His head is quite dark, which, along with the location of his nest on Black Rock Creek, gave us the idea for his name.

He is a robust young male, weighing in at 1.38 kg, which translates to just over 3 pounds.

Migration begins

Blackie left his nest on the 4th of September and after moseying through eastern Rhode Island on the 5th and 6th, he pushed west and got to northern New Jersey on the 8th.

As of October 6th, he's still on the Raritan River, now the furthest north of all our tagged birds.

He must have been taking a correspondence course on fishing, because he's obviously successful.



Migration stalls

As of 7 Oct, Blackie has been on the very narrow (about 80 yds wide) Raritan River. Maybe it looks like one of the tidal creeks around his nest up in Massachusetts.

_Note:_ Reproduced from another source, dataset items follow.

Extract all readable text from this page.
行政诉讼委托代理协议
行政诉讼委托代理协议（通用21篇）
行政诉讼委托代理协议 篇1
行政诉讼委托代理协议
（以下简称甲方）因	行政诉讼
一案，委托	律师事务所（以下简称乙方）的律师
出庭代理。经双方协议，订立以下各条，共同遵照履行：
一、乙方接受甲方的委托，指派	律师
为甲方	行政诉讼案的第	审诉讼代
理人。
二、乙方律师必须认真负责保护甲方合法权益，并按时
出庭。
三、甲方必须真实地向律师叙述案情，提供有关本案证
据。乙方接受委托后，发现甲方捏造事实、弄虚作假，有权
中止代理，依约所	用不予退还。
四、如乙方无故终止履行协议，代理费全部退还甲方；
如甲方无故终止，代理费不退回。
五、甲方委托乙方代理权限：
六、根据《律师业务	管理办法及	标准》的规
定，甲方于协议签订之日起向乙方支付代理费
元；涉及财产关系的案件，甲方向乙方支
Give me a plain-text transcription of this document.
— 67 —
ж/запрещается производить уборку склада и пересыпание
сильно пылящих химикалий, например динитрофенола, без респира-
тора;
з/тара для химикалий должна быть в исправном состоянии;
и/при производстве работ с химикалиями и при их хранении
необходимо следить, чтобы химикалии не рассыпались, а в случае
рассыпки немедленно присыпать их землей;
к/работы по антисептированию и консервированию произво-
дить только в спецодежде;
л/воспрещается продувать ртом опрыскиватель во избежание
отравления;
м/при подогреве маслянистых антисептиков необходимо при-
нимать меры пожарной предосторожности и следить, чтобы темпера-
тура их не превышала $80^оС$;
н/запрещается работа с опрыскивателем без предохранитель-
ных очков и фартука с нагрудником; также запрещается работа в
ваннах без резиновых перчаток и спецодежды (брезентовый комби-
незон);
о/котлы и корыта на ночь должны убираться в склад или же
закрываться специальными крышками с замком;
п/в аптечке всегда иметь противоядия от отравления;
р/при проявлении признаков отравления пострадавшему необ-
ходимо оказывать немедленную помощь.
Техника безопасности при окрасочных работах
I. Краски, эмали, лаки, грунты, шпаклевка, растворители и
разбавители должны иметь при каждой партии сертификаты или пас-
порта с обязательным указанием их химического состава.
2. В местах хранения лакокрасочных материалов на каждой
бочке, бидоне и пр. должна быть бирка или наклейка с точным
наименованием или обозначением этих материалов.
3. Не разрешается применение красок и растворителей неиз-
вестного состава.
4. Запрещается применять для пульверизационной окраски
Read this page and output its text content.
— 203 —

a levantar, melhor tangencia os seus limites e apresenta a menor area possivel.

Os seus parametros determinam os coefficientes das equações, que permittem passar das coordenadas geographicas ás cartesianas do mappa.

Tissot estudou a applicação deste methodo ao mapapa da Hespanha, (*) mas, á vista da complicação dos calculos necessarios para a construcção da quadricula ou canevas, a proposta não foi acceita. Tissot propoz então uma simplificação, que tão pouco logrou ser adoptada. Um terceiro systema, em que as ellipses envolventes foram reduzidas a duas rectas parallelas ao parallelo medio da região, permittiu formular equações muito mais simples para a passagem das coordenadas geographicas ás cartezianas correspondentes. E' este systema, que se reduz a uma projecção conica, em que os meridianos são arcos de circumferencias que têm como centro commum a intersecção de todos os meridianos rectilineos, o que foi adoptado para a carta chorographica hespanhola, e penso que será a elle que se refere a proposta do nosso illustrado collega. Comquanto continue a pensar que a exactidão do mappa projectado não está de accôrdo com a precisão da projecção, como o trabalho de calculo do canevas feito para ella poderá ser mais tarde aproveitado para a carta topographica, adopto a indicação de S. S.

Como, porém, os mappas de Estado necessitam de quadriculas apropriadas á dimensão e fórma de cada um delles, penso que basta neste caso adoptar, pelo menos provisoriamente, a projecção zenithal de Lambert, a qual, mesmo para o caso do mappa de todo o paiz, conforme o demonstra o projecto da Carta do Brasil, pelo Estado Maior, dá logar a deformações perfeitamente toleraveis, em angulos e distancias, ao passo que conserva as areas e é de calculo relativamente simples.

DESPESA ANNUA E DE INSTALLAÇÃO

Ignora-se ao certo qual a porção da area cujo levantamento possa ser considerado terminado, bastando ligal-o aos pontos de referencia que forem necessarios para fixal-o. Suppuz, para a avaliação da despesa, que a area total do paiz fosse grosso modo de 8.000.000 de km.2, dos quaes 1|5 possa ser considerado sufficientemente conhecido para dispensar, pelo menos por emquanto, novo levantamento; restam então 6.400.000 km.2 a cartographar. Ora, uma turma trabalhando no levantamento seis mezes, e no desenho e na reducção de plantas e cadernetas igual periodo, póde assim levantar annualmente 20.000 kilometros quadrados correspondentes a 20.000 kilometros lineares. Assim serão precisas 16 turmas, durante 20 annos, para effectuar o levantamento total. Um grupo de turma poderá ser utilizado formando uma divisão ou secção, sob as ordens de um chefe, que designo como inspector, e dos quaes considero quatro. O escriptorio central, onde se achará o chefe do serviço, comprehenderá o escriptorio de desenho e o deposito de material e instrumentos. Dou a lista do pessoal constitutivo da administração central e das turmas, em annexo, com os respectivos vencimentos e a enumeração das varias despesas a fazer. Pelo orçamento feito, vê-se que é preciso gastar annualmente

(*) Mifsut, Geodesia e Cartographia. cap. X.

It's not unprecedented for one of our young to put migration on hold. Meadow, a Martha's Vineyard juvenile, settled down in Michigan until 15 Nov!

Another sad loss

We're not supposed to get emotional about our study subjects, but I can't help it. It appears we lost another juvenile. After almost 2 months on the Raritan River, Blackie made a move southeast on the 3rd, but retreated to his headquarters near Round Brook. On the 5th he ventured downriver again, but this time he appears to have met an untimely end.

Another traffic fatality?

We can't take this one to court, but I think we can make a compelling case that Blackie was hit by a car on the bridge over the Raritan.

One thing we have documented with our study is that quite a few deaths are totally random--like being hit by a car or bus, or getting eaten by a Great-horned Owl.